The smart and empathetic Emily Elizabeth (Darby Camp) is the outsider at her new prestigious New York private school. The 12-year-old is bullied by the mean girls who call her “food stamps,” but she has a gorgeous, rent-controlled apartment to return to her with her single mother Maggie (Sienna Guillory). When mom goes out of town on some vague paralegal business, she asks her ne’er-do-well brother Casey (a fun Jack Whitehall), who lives in his van, to keep on eye on Emily and stay out of trouble.

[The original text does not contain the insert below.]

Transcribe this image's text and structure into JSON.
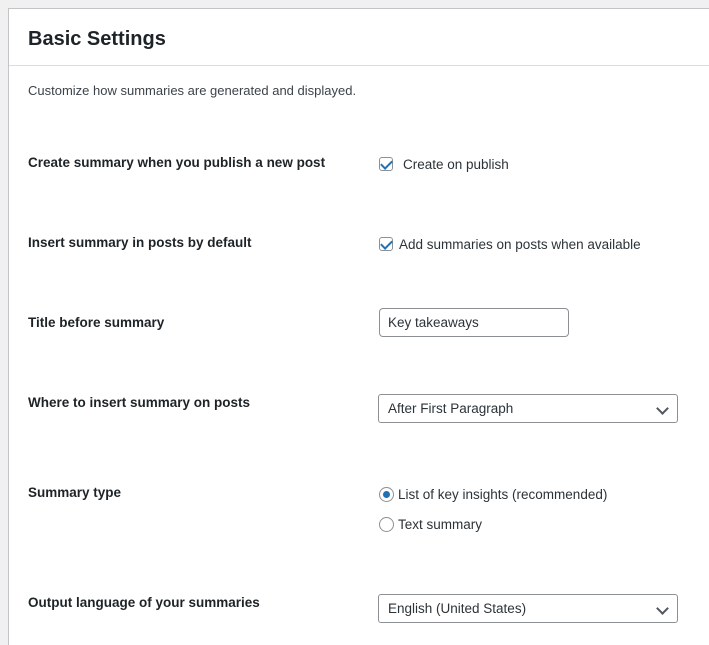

Emily and Uncle Casey are walking one day when they spot an animal carnival run by the mysterious Mr. Bridwell (John Cleese)—a nod to the author of the source material, Norman Bridwell. The Wizard of this Oz shows Emily through his tent of magical animals to a room where she meets Clifford as a small, adorable, somewhat creepily rendered puppy. For some reason, the puppy version of Clifford looks more unrealistic than the giant one. Perhaps it’s because we know what puppies should look like more than dogs who are the size of small buildings, but the puppy Clifford is a bizarre choice, a cartoonish creation that never looks like it’s sharing the same space as Emily. He’s about as believable a movie creature as Roger Rabbit.
After Clifford sneaks home with Emily, Casey tells her that she will have to return the little red guy the next day, sending the poor girl to bed wishing that something would change. She wakes up to find the Clifford that librarians know and love, a giant, expressive, joyous red dog. Casey panics and the center of “Clifford the Big Red Dog” consists of “Clifford hijinks,” as expected. They try to hide him from the grumpy super (David Alan Grier); he ends up at school, where he licks the mean girl into future trauma; he even saves somebody’s life. None of this is particularly memorable, but it’s also nowhere near as grating as it could have been. There’s a light touch to even the scenes of giant dog slobber that keep the movie moving. As a parent of three, I have seen more interminable family films than most non-parents probably know exist, and Becker keeps “Clifford the Big Red Dog” moving when it matters.